Brief

Blason   Abdij Saint-Joseph de Clairval

F-21150 Flavigny-sur-Ozerain

Frankrijk


Downloaden als pdf
[Cette lettre en français]
[This letter in English]
[Dieser Brief auf deutsch]
[Esta carta en español]
[Questa lettera in italiano]
11 juli 2019
feest van sint Benedictus


Dierbare Vriend van de Abdij Saint-Joseph de Clairval,

«Gij echter, man Gods, moet dit alles mijden. Streef naar gerechtigheid, gods-vrucht, geloof, liefde, volharding, zachtmoedigheid. Strijd de goede strijd van het geloof (1 Tim 6,11-12). In het door H. Paulus aan zijn leerling Timotheus gegeven programma kunnen we de geestelijke routebeschrijving zien van zalige Laurentius Salvi, man Gods, niet alleen door zijn intens gebedsleven, maar ook door de onvermoeibare toewijding tot het priesterambt. Hij was zich ten volle bewust van de missie die Christus aan iedere apostel had toevertrouwd, en hij heeft heel zijn leven zijn best gedaan om de voorbeelden na te volgen van de Zoon van God die de wereld wilde redden door middel van de vernedering aan het Kruis» (Homelie van Paus H.Johannes Paulus II tijdens de zaligverklaring op 1 oktober 1989).

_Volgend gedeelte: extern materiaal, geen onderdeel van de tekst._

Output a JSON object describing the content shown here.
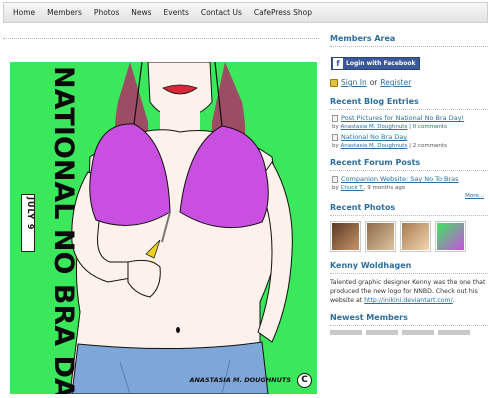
{
  "nav": [
    "Home",
    "Members",
    "Photos",
    "News",
    "Events",
    "Contact Us",
    "CafePress Shop"
  ],
  "hero": {
    "title": "NATIONAL NO BRA DAY",
    "date": "JULY 9",
    "signature": "ANASTASIA M. DOUGHNUTS",
    "copyright": "C"
  },
  "members_area": {
    "title": "Members Area",
    "facebook_button": "Login with Facebook",
    "sign_in": "Sign In",
    "or": "or",
    "register": "Register"
  },
  "blog": {
    "title": "Recent Blog Entries",
    "entries": [
      {
        "title": "Post Pictures for National No Bra Day!",
        "by": "by",
        "author": "Anastasia M. Doughnuts",
        "comments": "0 comments"
      },
      {
        "title": "National No Bra Day",
        "by": "by",
        "author": "Anastasia M. Doughnuts",
        "comments": "2 comments"
      }
    ]
  },
  "forum": {
    "title": "Recent Forum Posts",
    "post_title": "Companion Website: Say No To Bras",
    "by": "by",
    "author": "Chuck T.",
    "when": "9 months ago",
    "more": "More..."
  },
  "photos": {
    "title": "Recent Photos"
  },
  "kenny": {
    "title": "Kenny Woldhagen",
    "text": "Talented graphic designer Kenny was the one that produced the new logo for NNBD. Check out his website",
    "at": "at",
    "link": "http://inikini.deviantart.com/",
    "end": "."
  },
  "newest": {
    "title": "Newest Members"
  },
  "colors": {
    "accent": "#2c6e9e",
    "hero_bg": "#3be85c",
    "bra": "#c84fe0",
    "facebook": "#3b5998"
  },
  "icons": [
    "facebook-icon",
    "lock-icon",
    "document-icon",
    "copyright-icon"
  ]
}
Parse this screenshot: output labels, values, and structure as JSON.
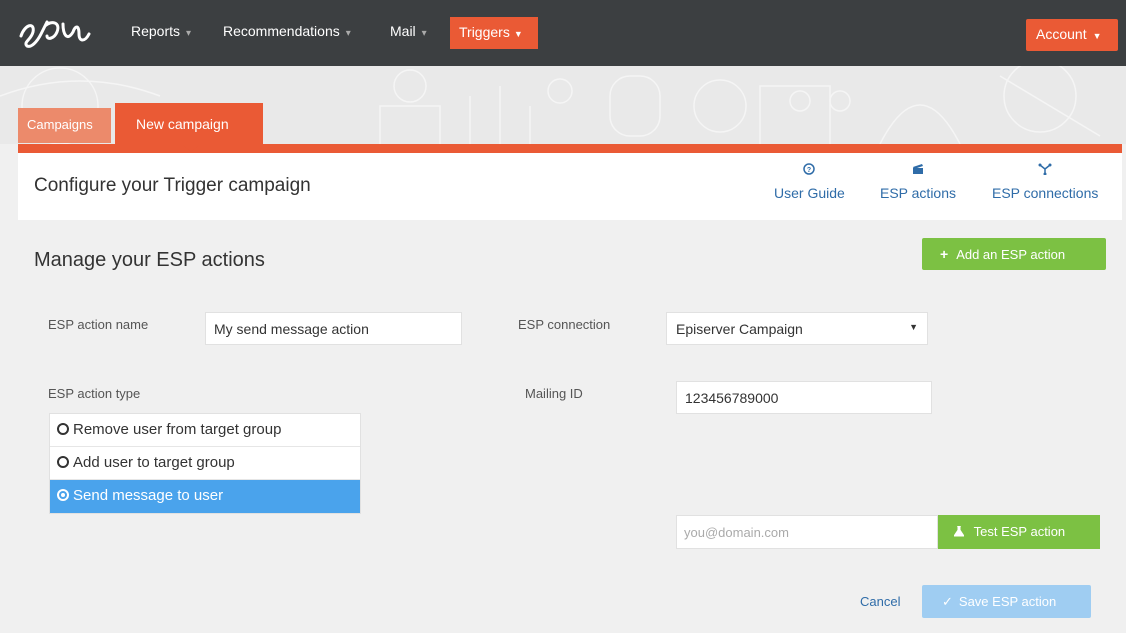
{
  "nav": {
    "reports": "Reports",
    "recommendations": "Recommendations",
    "mail": "Mail",
    "triggers": "Triggers",
    "account": "Account"
  },
  "tabs": {
    "campaigns": "Campaigns",
    "new_campaign": "New campaign"
  },
  "header": {
    "title": "Configure your Trigger campaign",
    "links": [
      {
        "label": "User Guide",
        "icon": "question-circle-icon"
      },
      {
        "label": "ESP actions",
        "icon": "clapperboard-icon"
      },
      {
        "label": "ESP connections",
        "icon": "network-icon"
      }
    ]
  },
  "section": {
    "title": "Manage your ESP actions",
    "add_button": "Add an ESP action"
  },
  "form": {
    "action_name_label": "ESP action name",
    "action_name_value": "My send message action",
    "connection_label": "ESP connection",
    "connection_value": "Episerver Campaign",
    "action_type_label": "ESP action type",
    "mailing_id_label": "Mailing ID",
    "mailing_id_value": "123456789000",
    "action_types": [
      {
        "label": "Remove user from target group",
        "selected": false
      },
      {
        "label": "Add user to target group",
        "selected": false
      },
      {
        "label": "Send message to user",
        "selected": true
      }
    ],
    "test_email_placeholder": "you@domain.com",
    "test_button": "Test ESP action",
    "cancel": "Cancel",
    "save_button": "Save ESP action"
  },
  "colors": {
    "nav_bg": "#3c3f41",
    "accent_orange": "#ea5a35",
    "green": "#7cc143",
    "selected_blue": "#4aa3ec",
    "link_blue": "#2f6ca8"
  }
}
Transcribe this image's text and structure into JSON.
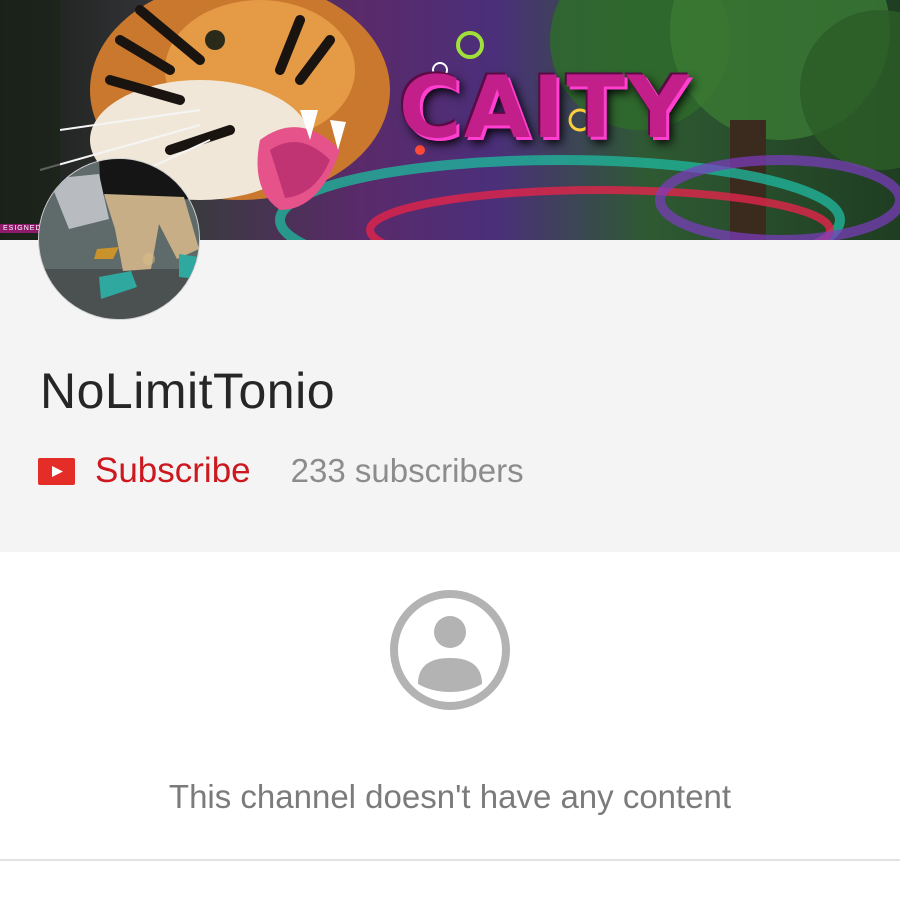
{
  "banner": {
    "art_text": "CAITY",
    "corner_tag": "ESIGNED"
  },
  "channel": {
    "name": "NoLimitTonio",
    "subscribe_label": "Subscribe",
    "subscriber_count": "233 subscribers"
  },
  "empty_state": {
    "message": "This channel doesn't have any content"
  },
  "colors": {
    "subscribe_red": "#cc181e",
    "header_bg": "#f4f4f4",
    "muted_text": "#8c8c8c",
    "empty_icon": "#b3b3b3"
  },
  "icons": {
    "subscribe": "youtube-play-icon",
    "empty": "account-circle-icon"
  }
}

Laurentius Salvi is geboren in Rome in 1782 en ontvangt het Doopsel de dag na zijn geboorte. Zijn vader, Antonius Salvi, is beheerder van de bezittingen van een van de voornaamste families van Rome. De moeder van Laurentius overlijdt een maand na de geboorte van het kind. Antonius Salvi hertrouwt kort daarop met Anna Maria Costa; ze krijgen kinderen en Laurentius zal pas op volwassen leeftijd horen wie zijn echte moeder was. Zijn opvoeding staat onder de leiding van de huisonderwijzer van het Paleis Carpegna; hij gaat naar de naburige kerk Sint Eustatius waar hij graag de Mis dient. Onder de geestelijken die het paleis vaak bezoeken bevindt zich dom Mauro Capellari, camaldulenser monnik die Paus zal worden in 1831, onder de naam Gregorius VI. Laurentius zet zijn studie voort aan het Romeins College dat destijds geleid werd door seculiere priesters. Als medeleerling heeft hij Gaspardo del Bufalo, stichter van de Congregatie van het Kostbaar Bloed, die zal worden heilig verklaard door Paus Pius XII in 1954. Laurentius bezoekt ook regelmatig het Oratorium van Caravita, gesticht door de Jezuïeten, waar hij diepgaande devotie voor Maria ontwikkelt. Hij neemt eveneens de gewoonte aan met enkele vrienden de voornaamste heiligdommen van de stad te bezoeken.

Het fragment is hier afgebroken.